Na segunda-feira, um dia após protestos em todo país, eu, conversando com a diarista que trabalha comigo e minha esposa há mais de cincos anos, perguntei: “Dona Maria, o que a senhora achou deste movimento do povo nas ruas?”. Ela: “Ô meu filho, eu estou por fora. Estou com a minha filha doente e, desde a semana passada, não consigo um exame pra ela no sistema público de saúde. Uma correria pra cá e pra lá. Não tive tempo de ver nada. Lula foi preso?”. Fiquei surpreso. Logo dona Maria, que é tão antenada aos fatos. Sempre ligada nos telejornais – principalmente nos noticiários policiais.
Depois deste dedo de prosa, regado com café e torradas, fui preparar nosso almoço e me peguei pensando, por mais de 40 minutos, no momento político que atravessa nosso país. Cheguei à conclusão: o pobre foi à lona mais uma vez!
Para início de conversa, não tenho partido político – apesar de admirar, sim, algumas pessoas que fazem política – e a intenção deste texto não é levantar bandeira de esquerda ou direita. Por favor, desliga esse caps lock e, se você procura alguém para brigar aqui na internet, pare de ler agora este texto.
Voltando ao assunto. Acompanhando e vivendo esse momento histórico, acredito que nosso país nunca mais será o mesmo. Como escreveu o poeta Black Alien: “Dias melhores virão e dias piores também”.
“Tempestades passaram e passarão, e outras vêm que vêm”

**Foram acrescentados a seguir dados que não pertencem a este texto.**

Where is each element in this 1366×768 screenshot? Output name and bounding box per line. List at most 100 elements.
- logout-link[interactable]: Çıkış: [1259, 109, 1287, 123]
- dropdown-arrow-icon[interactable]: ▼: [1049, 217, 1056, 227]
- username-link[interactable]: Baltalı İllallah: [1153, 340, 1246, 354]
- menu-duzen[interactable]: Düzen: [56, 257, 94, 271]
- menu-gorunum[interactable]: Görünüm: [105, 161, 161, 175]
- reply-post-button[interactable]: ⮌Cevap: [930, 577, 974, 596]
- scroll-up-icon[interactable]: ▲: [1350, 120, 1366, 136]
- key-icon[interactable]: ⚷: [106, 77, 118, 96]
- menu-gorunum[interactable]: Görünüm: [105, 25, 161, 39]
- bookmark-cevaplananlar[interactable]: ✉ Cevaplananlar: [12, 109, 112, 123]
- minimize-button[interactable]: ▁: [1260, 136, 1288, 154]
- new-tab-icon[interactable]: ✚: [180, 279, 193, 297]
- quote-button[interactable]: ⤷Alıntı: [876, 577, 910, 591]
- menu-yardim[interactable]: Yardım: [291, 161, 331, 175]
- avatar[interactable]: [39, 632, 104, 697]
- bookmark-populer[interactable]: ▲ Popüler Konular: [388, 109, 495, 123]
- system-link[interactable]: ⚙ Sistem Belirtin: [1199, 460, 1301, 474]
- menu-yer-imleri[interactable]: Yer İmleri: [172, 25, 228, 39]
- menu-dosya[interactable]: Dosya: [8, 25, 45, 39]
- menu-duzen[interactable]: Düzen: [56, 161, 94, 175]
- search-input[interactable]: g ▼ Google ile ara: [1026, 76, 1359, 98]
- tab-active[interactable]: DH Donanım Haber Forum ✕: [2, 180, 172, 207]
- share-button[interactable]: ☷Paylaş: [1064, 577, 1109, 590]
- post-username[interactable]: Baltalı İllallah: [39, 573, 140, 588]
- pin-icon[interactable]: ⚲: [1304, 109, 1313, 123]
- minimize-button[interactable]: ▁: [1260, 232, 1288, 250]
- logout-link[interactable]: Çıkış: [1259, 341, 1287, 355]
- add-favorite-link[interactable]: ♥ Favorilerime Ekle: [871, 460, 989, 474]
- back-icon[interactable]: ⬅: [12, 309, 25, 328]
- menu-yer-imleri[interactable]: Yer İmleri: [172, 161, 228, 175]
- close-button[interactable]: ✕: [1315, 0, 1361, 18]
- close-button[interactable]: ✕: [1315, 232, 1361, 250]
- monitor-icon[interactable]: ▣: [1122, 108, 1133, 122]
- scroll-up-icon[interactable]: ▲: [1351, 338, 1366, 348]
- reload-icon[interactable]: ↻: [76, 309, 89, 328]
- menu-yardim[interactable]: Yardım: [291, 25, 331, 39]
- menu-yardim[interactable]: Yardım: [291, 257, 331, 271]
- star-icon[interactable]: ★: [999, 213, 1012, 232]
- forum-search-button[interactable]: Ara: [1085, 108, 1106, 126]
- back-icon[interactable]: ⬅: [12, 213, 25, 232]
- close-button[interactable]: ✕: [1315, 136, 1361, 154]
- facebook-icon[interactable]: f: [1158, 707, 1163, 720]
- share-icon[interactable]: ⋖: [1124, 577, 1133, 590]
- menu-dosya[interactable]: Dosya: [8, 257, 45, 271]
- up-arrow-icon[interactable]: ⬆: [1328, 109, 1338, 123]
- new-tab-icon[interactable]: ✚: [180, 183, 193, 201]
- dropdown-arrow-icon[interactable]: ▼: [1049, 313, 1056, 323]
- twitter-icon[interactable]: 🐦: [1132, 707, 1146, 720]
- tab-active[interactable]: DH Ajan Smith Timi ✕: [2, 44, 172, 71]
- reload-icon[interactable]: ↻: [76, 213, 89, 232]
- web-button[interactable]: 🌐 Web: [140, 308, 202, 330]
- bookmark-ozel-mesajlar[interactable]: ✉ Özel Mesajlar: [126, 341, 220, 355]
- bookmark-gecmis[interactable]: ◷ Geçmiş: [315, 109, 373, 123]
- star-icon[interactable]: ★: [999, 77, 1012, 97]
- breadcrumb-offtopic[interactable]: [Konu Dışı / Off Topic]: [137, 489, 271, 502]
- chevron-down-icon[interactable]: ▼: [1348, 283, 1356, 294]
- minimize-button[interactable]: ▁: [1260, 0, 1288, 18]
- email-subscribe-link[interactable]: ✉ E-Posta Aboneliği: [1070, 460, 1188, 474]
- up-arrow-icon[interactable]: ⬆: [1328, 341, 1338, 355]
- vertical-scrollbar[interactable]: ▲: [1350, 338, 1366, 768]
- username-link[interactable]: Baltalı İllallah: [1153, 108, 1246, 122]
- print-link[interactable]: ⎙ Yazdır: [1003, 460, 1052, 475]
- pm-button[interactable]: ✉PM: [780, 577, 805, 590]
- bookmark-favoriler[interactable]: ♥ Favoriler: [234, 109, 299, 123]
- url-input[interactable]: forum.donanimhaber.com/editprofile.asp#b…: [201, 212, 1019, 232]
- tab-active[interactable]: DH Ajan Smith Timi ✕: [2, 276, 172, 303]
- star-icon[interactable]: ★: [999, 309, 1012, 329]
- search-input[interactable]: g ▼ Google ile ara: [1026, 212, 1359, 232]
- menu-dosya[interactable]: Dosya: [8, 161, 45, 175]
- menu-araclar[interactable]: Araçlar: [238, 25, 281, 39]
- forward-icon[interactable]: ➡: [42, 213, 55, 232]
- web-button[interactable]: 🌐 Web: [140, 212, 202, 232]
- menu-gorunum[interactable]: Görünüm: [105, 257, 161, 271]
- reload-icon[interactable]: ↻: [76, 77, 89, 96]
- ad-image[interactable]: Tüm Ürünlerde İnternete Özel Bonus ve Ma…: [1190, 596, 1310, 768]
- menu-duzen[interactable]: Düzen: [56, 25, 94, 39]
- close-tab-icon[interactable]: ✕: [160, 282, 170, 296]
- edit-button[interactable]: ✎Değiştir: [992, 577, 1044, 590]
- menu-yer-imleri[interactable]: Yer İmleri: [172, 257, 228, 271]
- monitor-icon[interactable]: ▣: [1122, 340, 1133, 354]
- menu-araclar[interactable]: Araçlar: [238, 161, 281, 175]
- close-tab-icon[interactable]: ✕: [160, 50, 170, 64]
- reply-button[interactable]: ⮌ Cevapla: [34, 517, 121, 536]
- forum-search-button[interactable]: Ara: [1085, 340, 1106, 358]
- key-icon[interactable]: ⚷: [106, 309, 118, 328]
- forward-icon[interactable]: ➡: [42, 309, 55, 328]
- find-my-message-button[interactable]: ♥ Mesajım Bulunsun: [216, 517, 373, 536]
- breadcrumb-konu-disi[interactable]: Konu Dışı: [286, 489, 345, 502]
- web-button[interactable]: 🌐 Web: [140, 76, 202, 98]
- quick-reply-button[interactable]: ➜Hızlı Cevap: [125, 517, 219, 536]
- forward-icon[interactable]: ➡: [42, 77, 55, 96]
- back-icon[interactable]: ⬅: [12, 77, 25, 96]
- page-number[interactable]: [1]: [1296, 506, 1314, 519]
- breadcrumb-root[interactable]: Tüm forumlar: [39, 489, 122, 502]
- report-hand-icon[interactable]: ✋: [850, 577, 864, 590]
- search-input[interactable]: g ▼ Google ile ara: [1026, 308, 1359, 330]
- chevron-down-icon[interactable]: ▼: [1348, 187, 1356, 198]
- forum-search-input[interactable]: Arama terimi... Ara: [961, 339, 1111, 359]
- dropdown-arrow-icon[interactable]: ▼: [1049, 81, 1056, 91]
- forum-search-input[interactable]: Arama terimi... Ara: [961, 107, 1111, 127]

Apesar de ter ficado evidente que a maioria das pessoas que foram às ruas, vestidas com camisas da seleção brasileira, são de classes sociais favorecidas, não acho esse um argumento plausível para diminuir o movimento, como também acredito que não o enobrece. Conheço rico honesto e rico corrupto. Assim como também conheço pobre trabalhador e pobre desonesto. Vi foto de babá negra cuidando de filho de branco e babá branca cuidando de filho de negro virar o centro do debate na internet. Não quero relativizar as cenas, pois acho que vivemos em um país extremamente racista e classista, mas vejo empobrecimento na discussão, que acaba se tornando evasiva e politicamente polarizada.
O âmago do problema, em minha opinião, não é esse. A questão é: Quem vai assumir o comando do país? Voltaremos para o oito ou oitenta? Apanhamos durante anos nas mãos do PSDB. Cansamos. Demos oportunidade para o PT (leia-se também PMDB) – pensei que estávamos no caminho certo. Errei. Apanhamos novamente. Agora, diante do esfacelamento moral e administrativo do atual governo, vejo as portas se abrindo, mais uma vez, para os oportunistas. Fico preocupado. Mas, em contrapartida, tenho visto também muita gente de alma boa brigando por uma sociedade mais justa.
E no meio deste tiroteio ficam as donas Marias, que não têm tempo de ir para as ruas pedir mudança. Não podem gastar a passagem para ir até a Avenida Litorânea – avenida da orla da cidade de São Luís em que passa apenas um ônibus e, aos domingos têm metade da frota circulando – protestar em detrimento da saída para o serviço na segunda-feira. Compra uma camisa com as cores do Brasil ou faz a feira da semana?
Pobre não canta hino nacional e nem exibe bandeira do país para chamar atenção. Pobre fecha a rua com pneu queimado, galho de árvore e o que mais encontrar pela frente. Então, enquanto uns lutam por uma via asfaltada, água limpa para beber e o mínimo de dignidade ao procurar um hospital público, quem pode fazer algo a mais deveria parar de enaltecer juiz, polícia federal e ministério público – que estão apenas fazendo o que são pagos para fazer –, e se tocar na real: como era não pode voltar a ser e como está não pode ficar.
Sei que uma crise afeta todas as camadas sociais, umas mais e outras menos, é lógico. Portanto, quem teve oportunidade de ter um ensino com o mínimo de qualidade, o que no Brasil é um privilégio, deveria lutar para que a maioria no futuro tenha a mesma chance de entrar neste ringue em pé de igualdade.
Depois dessa, muita coisa vai mudar, mas, infelizmente, o pobre continua na lona.